As of June 2016, average apartment rent within the city of of San Mateo, CA is $3043. One bedroom apartments in San Mateo rent for $2629 a month on average and two bedroom apartment rents average $3383.
We went to dinner this evening at a favorite hamburger joint in downtown San Mateo. For the last year or so we would order two burgers, a basket of onion rings, and one beer for $20. Tonight that dinner was $26. Minimum wage has gone to $10 in California, which is a good thing for the working poor. But, even at $10 an hour I wonder how people live here.
Yesterday we ate dinner at a franchise–Panda Express–in another expensive area, Foster City. The average house price is $700,000. I watched the customers coming and going. Most were families, multi-generational. A few people appeared to have just left work and were picking up dinner. I wanted to ask them, “How can you afford to live here? What do you do for a living?”
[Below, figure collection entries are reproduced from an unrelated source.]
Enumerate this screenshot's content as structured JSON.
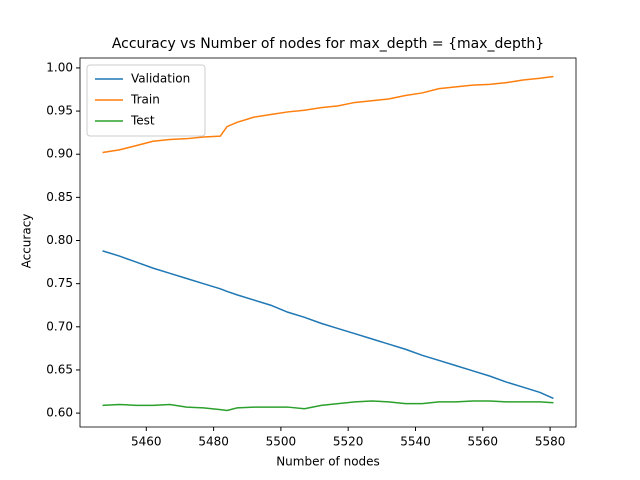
{
  "chart_data": {
    "type": "line",
    "title": "Accuracy vs Number of nodes for max_depth = {max_depth}",
    "xlabel": "Number of nodes",
    "ylabel": "Accuracy",
    "x": [
      5447,
      5452,
      5457,
      5462,
      5467,
      5472,
      5477,
      5482,
      5484,
      5487,
      5492,
      5497,
      5502,
      5507,
      5512,
      5517,
      5522,
      5527,
      5532,
      5537,
      5542,
      5547,
      5552,
      5557,
      5562,
      5567,
      5572,
      5577,
      5581
    ],
    "series": [
      {
        "name": "Validation",
        "color": "#1f77b4",
        "values": [
          0.788,
          0.782,
          0.775,
          0.768,
          0.762,
          0.756,
          0.75,
          0.744,
          0.741,
          0.737,
          0.731,
          0.725,
          0.717,
          0.711,
          0.704,
          0.698,
          0.692,
          0.686,
          0.68,
          0.674,
          0.667,
          0.661,
          0.655,
          0.649,
          0.643,
          0.636,
          0.63,
          0.624,
          0.617
        ]
      },
      {
        "name": "Train",
        "color": "#ff7f0e",
        "values": [
          0.902,
          0.905,
          0.91,
          0.915,
          0.917,
          0.918,
          0.92,
          0.921,
          0.932,
          0.937,
          0.943,
          0.946,
          0.949,
          0.951,
          0.954,
          0.956,
          0.96,
          0.962,
          0.964,
          0.968,
          0.971,
          0.976,
          0.978,
          0.98,
          0.981,
          0.983,
          0.986,
          0.988,
          0.99
        ]
      },
      {
        "name": "Test",
        "color": "#2ca02c",
        "values": [
          0.609,
          0.61,
          0.609,
          0.609,
          0.61,
          0.607,
          0.606,
          0.604,
          0.603,
          0.606,
          0.607,
          0.607,
          0.607,
          0.605,
          0.609,
          0.611,
          0.613,
          0.614,
          0.613,
          0.611,
          0.611,
          0.613,
          0.613,
          0.614,
          0.614,
          0.613,
          0.613,
          0.613,
          0.612
        ]
      }
    ],
    "xlim": [
      5440.3,
      5587.7
    ],
    "xticks": [
      5460,
      5480,
      5500,
      5520,
      5540,
      5560,
      5580
    ],
    "ylim": [
      0.5839,
      1.0115
    ],
    "yticks": [
      {
        "value": 0.6,
        "label": "0.60"
      },
      {
        "value": 0.65,
        "label": "0.65"
      },
      {
        "value": 0.7,
        "label": "0.70"
      },
      {
        "value": 0.75,
        "label": "0.75"
      },
      {
        "value": 0.8,
        "label": "0.80"
      },
      {
        "value": 0.85,
        "label": "0.85"
      },
      {
        "value": 0.9,
        "label": "0.90"
      },
      {
        "value": 0.95,
        "label": "0.95"
      },
      {
        "value": 1.0,
        "label": "1.00"
      }
    ],
    "grid": false,
    "legend": "upper left"
  }
}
This evening as we ate our hamburgers, an older fellow in a wheelchair came in to have his dinner, wearing old slippers, a torn shirt, and dirty trousers. I wondered how a handicapped person manages the cost of living in such an area. Our daughter told us of a friend who has been hospitalized with a staph infection and unable to work for over a year. Her disability check is only $600 a month. She is talking of moving to Sacramento.
Costs are much less in the San Joaquin Valley where we live. As of June 2016, average apartment rent within the city of of Fresno, CA is $902. One bedroom apartments in Fresno rent for $775 a month on average and two bedroom apartment rents average $896.
But I wonder how anyone who is handicapped, ill, or on a fixed income (like retired people) can manage to live in these high cost areas like San Mateo and San Francisco.